7. As to the Madras cases I am of opinion that no Division Bench ever considered this matter, and it is clear that even Coutts Trotter, J., did not consider the notification. If he really considered it, then, with great deference, I am not able to agree with him. It seems to me that the conclusion I am arriving at is a reasonable construction avoiding all anomalies and does not do any violence to the language of the notification. It is noticeable that the notification deliberately omits the words 'definite share' and uses the words 'fractional share,' and I am therefore of opinion that the plaintiff need not pay court-fees on the market value of the property in List B.
8. The next point to be considered is List C filed by the defendants. It is said that some of the items are undervalued--plots in A-l and A-2 schedules. The defendant has filed an affidavit and given his valuation which the plaintiff says is too-much. The plaintiff is prepared to adduce evidence. The B Diary is not very clear as to whether the learned vakil for the plaintiff was ready with the evidence. It does not show that the case was ever posted for such evidence. We think that the plaintiff is entitled to an opportunity for adducing evidence as to the value of the items. If, after taking the evidence on both sides, the Lower Court comes to a conclusion against the plaintiff, then liberty must be given to the plaintiff to file additional court-fees. Of course it is open to the plaintiff to expunge these items from the plaint if he likes. It is also open to the defendant to waive his objections for the purpose of accelerating the trial of the case, but we do not see any reason for dismissing the suit as the Subordinate Judge has done. The result is the judgment of the Subordinate Judge is reversed and the suit is remanded to the Court below for disposal according to law.
9. In the case of A schedule properties the plaintiff's claim is for the Ekabhogam miras village.

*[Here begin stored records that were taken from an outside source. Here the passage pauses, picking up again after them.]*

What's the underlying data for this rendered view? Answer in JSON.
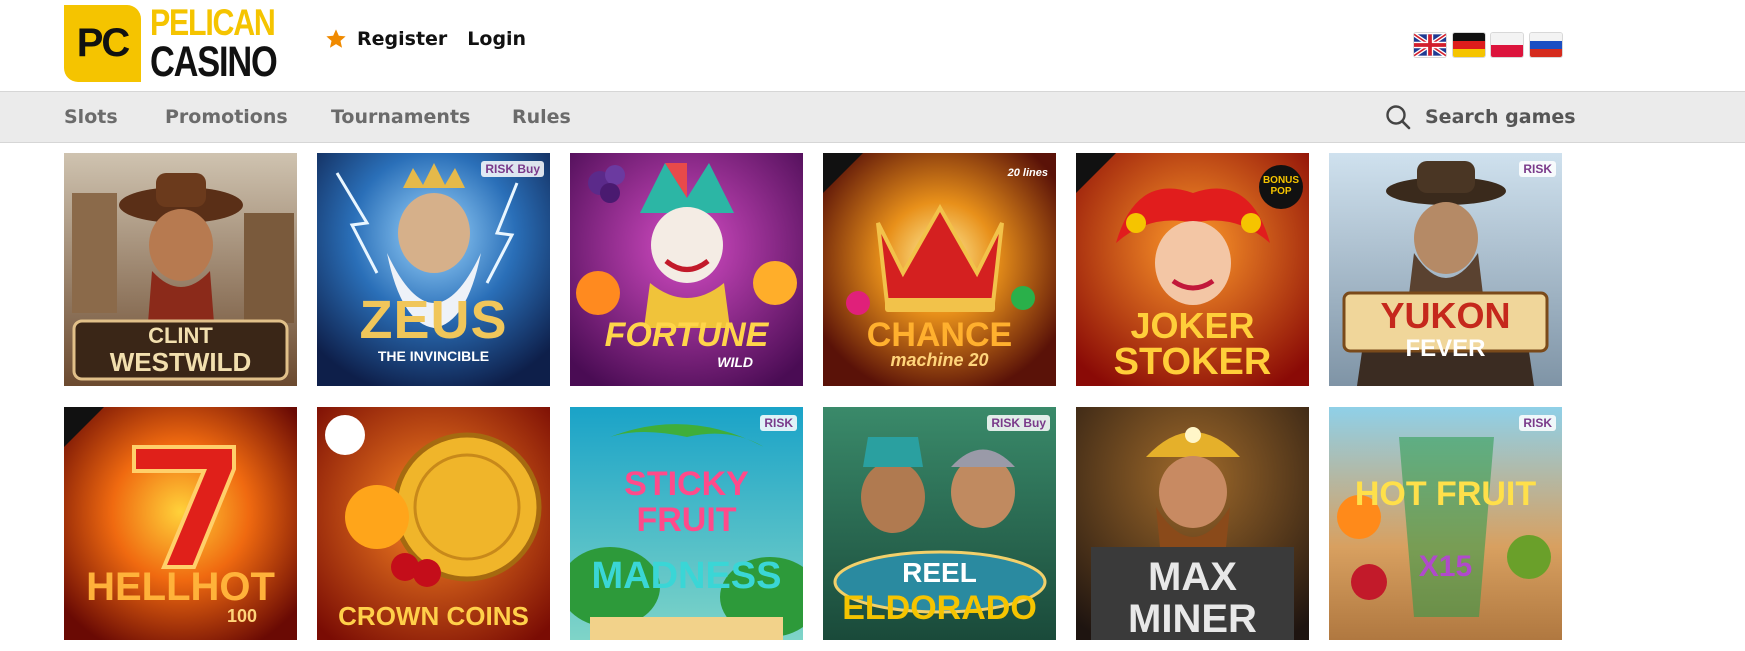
{
  "brand": {
    "logo_mark": "PC",
    "logo_word1": "PELICAN",
    "logo_word2": "CASINO",
    "accent": "#f5c400"
  },
  "auth": {
    "register_label": "Register",
    "login_label": "Login",
    "star_color": "#f08a00"
  },
  "languages": [
    {
      "code": "en",
      "icon": "uk-flag-icon"
    },
    {
      "code": "de",
      "icon": "germany-flag-icon"
    },
    {
      "code": "pl",
      "icon": "poland-flag-icon"
    },
    {
      "code": "ru",
      "icon": "russia-flag-icon"
    }
  ],
  "nav": {
    "items": [
      {
        "label": "Slots"
      },
      {
        "label": "Promotions"
      },
      {
        "label": "Tournaments"
      },
      {
        "label": "Rules"
      }
    ],
    "search_placeholder": "Search games"
  },
  "games": [
    {
      "line1": "CLINT",
      "line2": "WESTWILD",
      "badge": ""
    },
    {
      "line1": "ZEUS",
      "line2": "THE INVINCIBLE",
      "badge": "RISK Buy"
    },
    {
      "line1": "FORTUNE",
      "line2": "WILD",
      "badge": ""
    },
    {
      "line1": "CHANCE",
      "line2": "machine 20",
      "badge": "20 lines"
    },
    {
      "line1": "JOKER",
      "line2": "STOKER",
      "badge": "BONUS POP"
    },
    {
      "line1": "YUKON",
      "line2": "FEVER",
      "badge": "RISK"
    },
    {
      "line1": "HELLHOT",
      "line2": "100",
      "badge": ""
    },
    {
      "line1": "CROWN",
      "line2": "COINS",
      "badge": ""
    },
    {
      "line1": "STICKY FRUIT",
      "line2": "MADNESS",
      "badge": "RISK"
    },
    {
      "line1": "REEL",
      "line2": "ELDORADO",
      "badge": "RISK Buy"
    },
    {
      "line1": "MAX",
      "line2": "MINER",
      "badge": ""
    },
    {
      "line1": "HOT FRUIT",
      "line2": "X15",
      "badge": "RISK"
    }
  ]
}
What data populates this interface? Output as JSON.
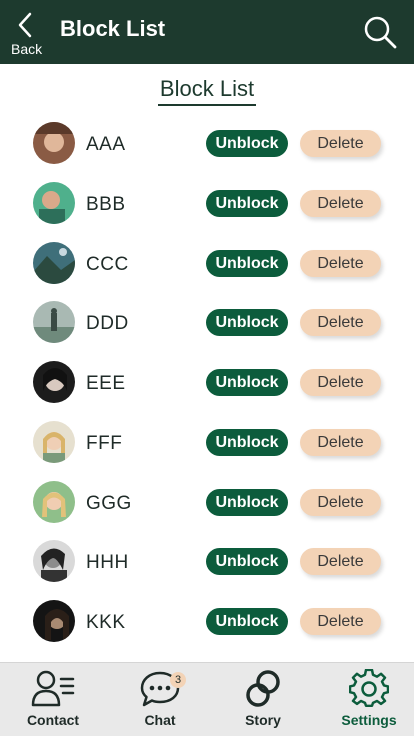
{
  "header": {
    "back_label": "Back",
    "title": "Block List",
    "background": "#1d3a2e"
  },
  "section_title": "Block List",
  "blocked_users": [
    {
      "name": "AAA",
      "avatar": "avatar-photo-1"
    },
    {
      "name": "BBB",
      "avatar": "avatar-photo-2"
    },
    {
      "name": "CCC",
      "avatar": "avatar-photo-3"
    },
    {
      "name": "DDD",
      "avatar": "avatar-photo-4"
    },
    {
      "name": "EEE",
      "avatar": "avatar-photo-5"
    },
    {
      "name": "FFF",
      "avatar": "avatar-photo-6"
    },
    {
      "name": "GGG",
      "avatar": "avatar-photo-7"
    },
    {
      "name": "HHH",
      "avatar": "avatar-photo-8"
    },
    {
      "name": "KKK",
      "avatar": "avatar-photo-9"
    }
  ],
  "actions": {
    "unblock_label": "Unblock",
    "delete_label": "Delete",
    "unblock_color": "#0c5c3c",
    "delete_color": "#f3d3b6"
  },
  "bottom_nav": {
    "items": [
      {
        "label": "Contact",
        "icon": "contact-list-icon",
        "active": false
      },
      {
        "label": "Chat",
        "icon": "chat-bubble-icon",
        "active": false,
        "badge": "3"
      },
      {
        "label": "Story",
        "icon": "story-rings-icon",
        "active": false
      },
      {
        "label": "Settings",
        "icon": "gear-icon",
        "active": true
      }
    ]
  }
}
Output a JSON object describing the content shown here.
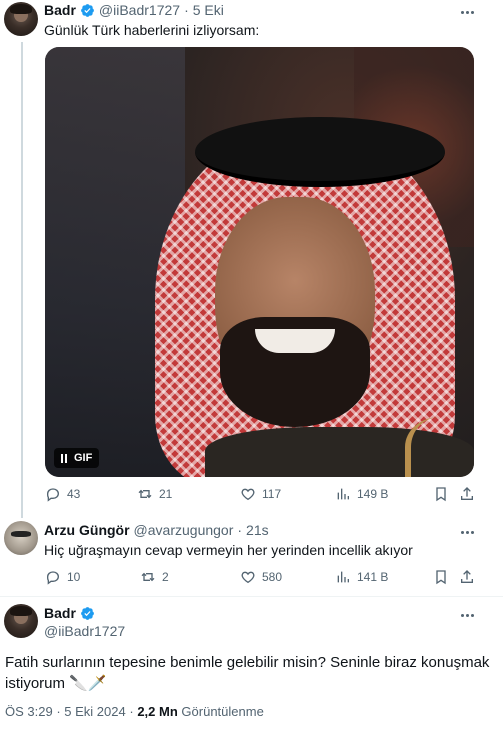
{
  "thread": {
    "tweet1": {
      "name": "Badr",
      "handle": "@iiBadr1727",
      "separator": "·",
      "time": "5 Eki",
      "text": "Günlük Türk haberlerini izliyorsam:",
      "media_badge": "GIF",
      "stats": {
        "replies": "43",
        "reposts": "21",
        "likes": "117",
        "views": "149 B"
      }
    },
    "tweet2": {
      "name": "Arzu Güngör",
      "handle": "@avarzugungor",
      "separator": "·",
      "time": "21s",
      "text": "Hiç uğraşmayın cevap vermeyin her yerinden incellik akıyor",
      "stats": {
        "replies": "10",
        "reposts": "2",
        "likes": "580",
        "views": "141 B"
      }
    }
  },
  "main_tweet": {
    "name": "Badr",
    "handle": "@iiBadr1727",
    "text": "Fatih surlarının tepesine benimle gelebilir misin? Seninle biraz konuşmak istiyorum 🔪🗡️",
    "time": "ÖS 3:29",
    "separator": "·",
    "date": "5 Eki 2024",
    "views_count": "2,2 Mn",
    "views_label": "Görüntülenme"
  },
  "colors": {
    "verified": "#1d9bf0",
    "muted": "#536471",
    "text": "#0f1419",
    "divider": "#eff3f4"
  }
}
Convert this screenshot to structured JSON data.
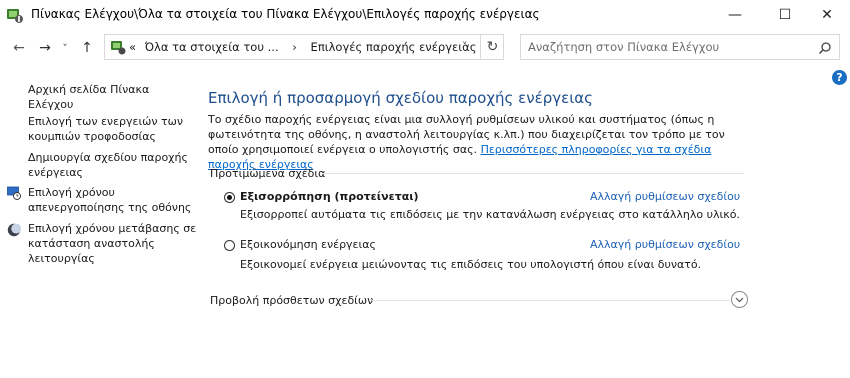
{
  "window": {
    "title": "Πίνακας Ελέγχου\\Όλα τα στοιχεία του Πίνακα Ελέγχου\\Επιλογές παροχής ενέργειας",
    "minimize_glyph": "—",
    "maximize_glyph": "☐",
    "close_glyph": "✕"
  },
  "nav": {
    "back_glyph": "←",
    "forward_glyph": "→",
    "recent_glyph": "˅",
    "up_glyph": "↑",
    "refresh_glyph": "↻",
    "address": {
      "overflow_glyph": "«",
      "crumbs": [
        "Όλα τα στοιχεία του ...",
        "Επιλογές παροχής ενέργειας"
      ],
      "sep_glyph": "›",
      "dropdown_glyph": "˅"
    },
    "search": {
      "placeholder": "Αναζήτηση στον Πίνακα Ελέγχου"
    },
    "help_glyph": "?"
  },
  "sidebar": {
    "home": "Αρχική σελίδα Πίνακα Ελέγχου",
    "items": [
      {
        "label": "Επιλογή των ενεργειών των κουμπιών τροφοδοσίας",
        "icon": "none"
      },
      {
        "label": "Δημιουργία σχεδίου παροχής ενέργειας",
        "icon": "none"
      },
      {
        "label": "Επιλογή χρόνου απενεργοποίησης της οθόνης",
        "icon": "display-clock-icon"
      },
      {
        "label": "Επιλογή χρόνου μετάβασης σε κατάσταση αναστολής λειτουργίας",
        "icon": "moon-icon"
      }
    ]
  },
  "main": {
    "title": "Επιλογή ή προσαρμογή σχεδίου παροχής ενέργειας",
    "description": "Το σχέδιο παροχής ενέργειας είναι μια συλλογή ρυθμίσεων υλικού και συστήματος (όπως η φωτεινότητα της οθόνης, η αναστολή λειτουργίας κ.λπ.) που διαχειρίζεται τον τρόπο με τον οποίο χρησιμοποιεί ενέργεια ο υπολογιστής σας. ",
    "description_link": "Περισσότερες πληροφορίες για τα σχέδια παροχής ενέργειας",
    "preferred_label": "Προτιμώμενα σχέδια",
    "plans": [
      {
        "name": "Εξισορρόπηση (προτείνεται)",
        "selected": true,
        "change_link": "Αλλαγή ρυθμίσεων σχεδίου",
        "description": "Εξισορροπεί αυτόματα τις επιδόσεις με την κατανάλωση ενέργειας στο κατάλληλο υλικό."
      },
      {
        "name": "Εξοικονόμηση ενέργειας",
        "selected": false,
        "change_link": "Αλλαγή ρυθμίσεων σχεδίου",
        "description": "Εξοικονομεί ενέργεια μειώνοντας τις επιδόσεις του υπολογιστή όπου είναι δυνατό."
      }
    ],
    "more_plans_label": "Προβολή πρόσθετων σχεδίων"
  },
  "colors": {
    "title_blue": "#1e4e8c",
    "link_blue": "#1a5fb4",
    "help_blue": "#1a6fc2"
  }
}
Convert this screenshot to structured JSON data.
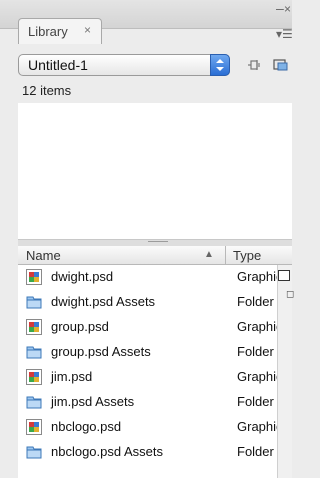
{
  "panel": {
    "tab_label": "Library",
    "tab_close": "×",
    "document_selected": "Untitled-1",
    "items_count": "12 items"
  },
  "list": {
    "columns": {
      "name": "Name",
      "type": "Type"
    },
    "rows": [
      {
        "name": "dwight.psd",
        "type": "Graphic",
        "icon": "graphic-icon"
      },
      {
        "name": "dwight.psd Assets",
        "type": "Folder",
        "icon": "folder-icon"
      },
      {
        "name": "group.psd",
        "type": "Graphic",
        "icon": "graphic-icon"
      },
      {
        "name": "group.psd Assets",
        "type": "Folder",
        "icon": "folder-icon"
      },
      {
        "name": "jim.psd",
        "type": "Graphic",
        "icon": "graphic-icon"
      },
      {
        "name": "jim.psd Assets",
        "type": "Folder",
        "icon": "folder-icon"
      },
      {
        "name": "nbclogo.psd",
        "type": "Graphic",
        "icon": "graphic-icon"
      },
      {
        "name": "nbclogo.psd Assets",
        "type": "Folder",
        "icon": "folder-icon"
      }
    ]
  },
  "colors": {
    "accent_blue": "#2a6ed4",
    "folder_blue": "#7fb2e6"
  }
}
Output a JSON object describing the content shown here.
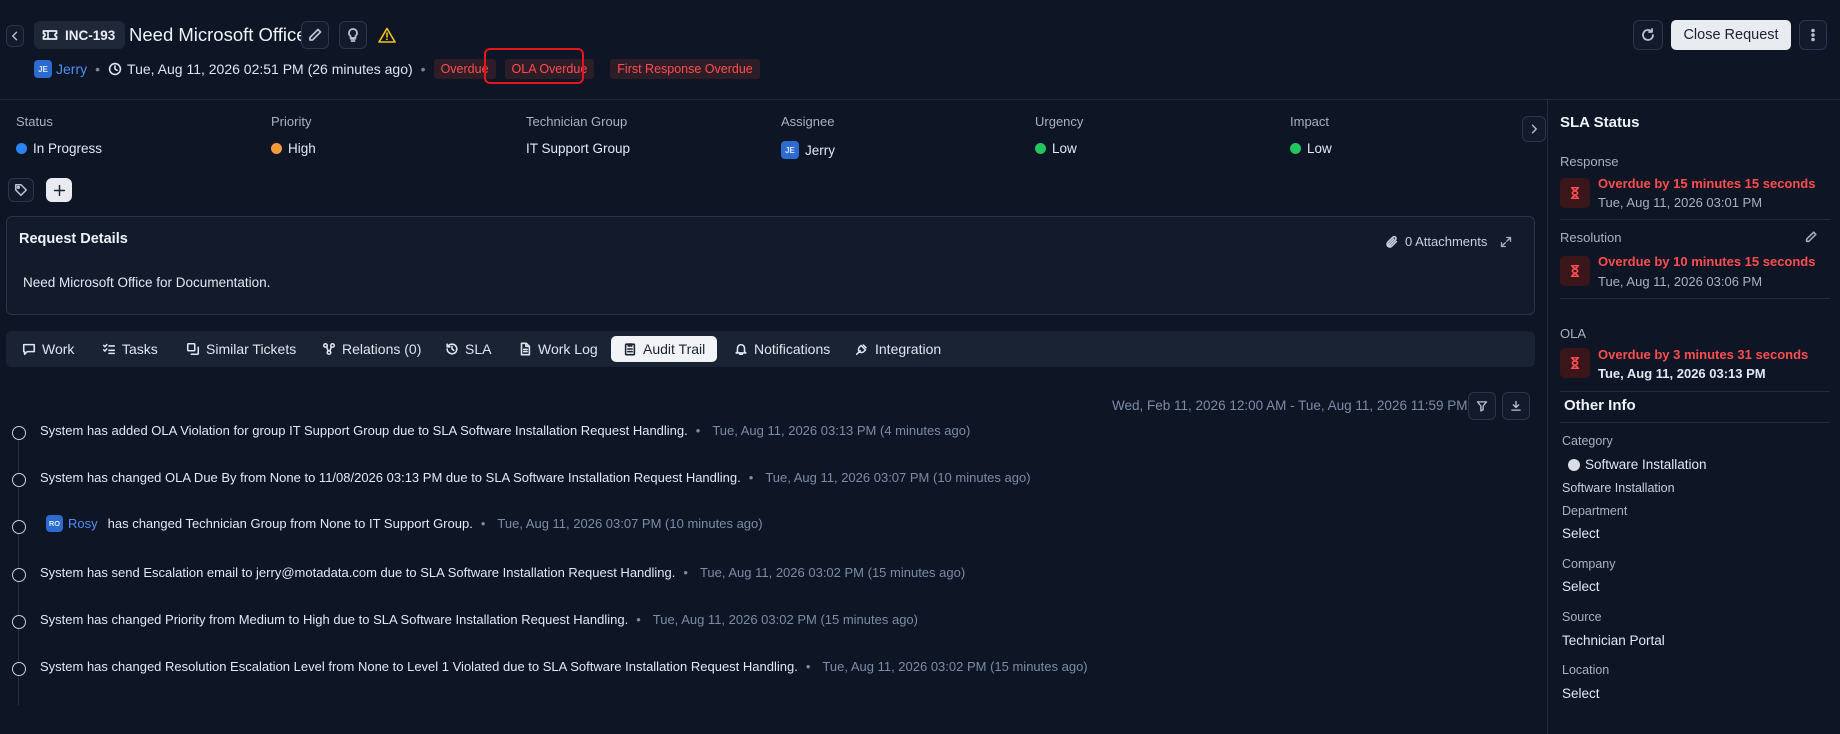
{
  "header": {
    "ticket_id": "INC-193",
    "title": "Need Microsoft Office",
    "requester_initials": "JE",
    "requester": "Jerry",
    "created": "Tue, Aug 11, 2026 02:51 PM (26 minutes ago)",
    "badges": [
      "Overdue",
      "OLA Overdue",
      "First Response Overdue"
    ],
    "close_label": "Close Request"
  },
  "fields": [
    {
      "label": "Status",
      "value": "In Progress",
      "color": "#2b84f0"
    },
    {
      "label": "Priority",
      "value": "High",
      "color": "#f59a3c"
    },
    {
      "label": "Technician Group",
      "value": "IT Support Group"
    },
    {
      "label": "Assignee",
      "value": "Jerry",
      "initials": "JE"
    },
    {
      "label": "Urgency",
      "value": "Low",
      "color": "#22c55e"
    },
    {
      "label": "Impact",
      "value": "Low",
      "color": "#22c55e"
    }
  ],
  "details": {
    "title": "Request Details",
    "attachments": "0 Attachments",
    "description": "Need Microsoft Office for Documentation."
  },
  "tabs": [
    "Work",
    "Tasks",
    "Similar Tickets",
    "Relations (0)",
    "SLA",
    "Work Log",
    "Audit Trail",
    "Notifications",
    "Integration"
  ],
  "active_tab": "Audit Trail",
  "audit": {
    "range": "Wed, Feb 11, 2026 12:00 AM - Tue, Aug 11, 2026 11:59 PM",
    "entries": [
      {
        "text": "System has added OLA Violation for group IT Support Group due to SLA Software Installation Request Handling.",
        "time": "Tue, Aug 11, 2026 03:13 PM (4 minutes ago)"
      },
      {
        "text": "System has changed OLA Due By from None to 11/08/2026 03:13 PM due to SLA Software Installation Request Handling.",
        "time": "Tue, Aug 11, 2026 03:07 PM (10 minutes ago)"
      },
      {
        "user_initials": "RO",
        "user": "Rosy",
        "text": "has changed Technician Group from None to IT Support Group.",
        "time": "Tue, Aug 11, 2026 03:07 PM (10 minutes ago)"
      },
      {
        "text": "System has send Escalation email to jerry@motadata.com due to SLA Software Installation Request Handling.",
        "time": "Tue, Aug 11, 2026 03:02 PM (15 minutes ago)"
      },
      {
        "text": "System has changed Priority from Medium to High due to SLA Software Installation Request Handling.",
        "time": "Tue, Aug 11, 2026 03:02 PM (15 minutes ago)"
      },
      {
        "text": "System has changed Resolution Escalation Level from None to Level 1 Violated due to SLA Software Installation Request Handling.",
        "time": "Tue, Aug 11, 2026 03:02 PM (15 minutes ago)"
      }
    ]
  },
  "sla": {
    "title": "SLA Status",
    "items": [
      {
        "label": "Response",
        "overdue": "Overdue by 15 minutes 15 seconds",
        "date": "Tue, Aug 11, 2026 03:01 PM"
      },
      {
        "label": "Resolution",
        "overdue": "Overdue by 10 minutes 15 seconds",
        "date": "Tue, Aug 11, 2026 03:06 PM"
      },
      {
        "label": "OLA",
        "overdue": "Overdue by 3 minutes 31 seconds",
        "date": "Tue, Aug 11, 2026 03:13 PM"
      }
    ]
  },
  "other_info": {
    "title": "Other Info",
    "category_label": "Category",
    "category_value": "Software Installation",
    "category_sub": "Software Installation",
    "department_label": "Department",
    "department_value": "Select",
    "company_label": "Company",
    "company_value": "Select",
    "source_label": "Source",
    "source_value": "Technician Portal",
    "location_label": "Location",
    "location_value": "Select"
  },
  "colors": {
    "overdue": "#ff4d4f",
    "highlight": "#e5151b",
    "accent": "#4d8ff5"
  }
}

I have already pointed out that the plaintiff has paid court-fee on the assessed lands and in respect of porambokes he claims only accessory rights and therefore need not pay any court-fee in respect of them.
10. The respondents will pay the costs of the plaintiff in this Court, namely, all costs except the court-fee for appeal charges.
11. The court-fee paid by the appellant will be refunded.
12. The case will be sent back to the Sub-Court of Tiruvalur, the Sub-Court of East Tanjore at Mayavaram having ceased to exist.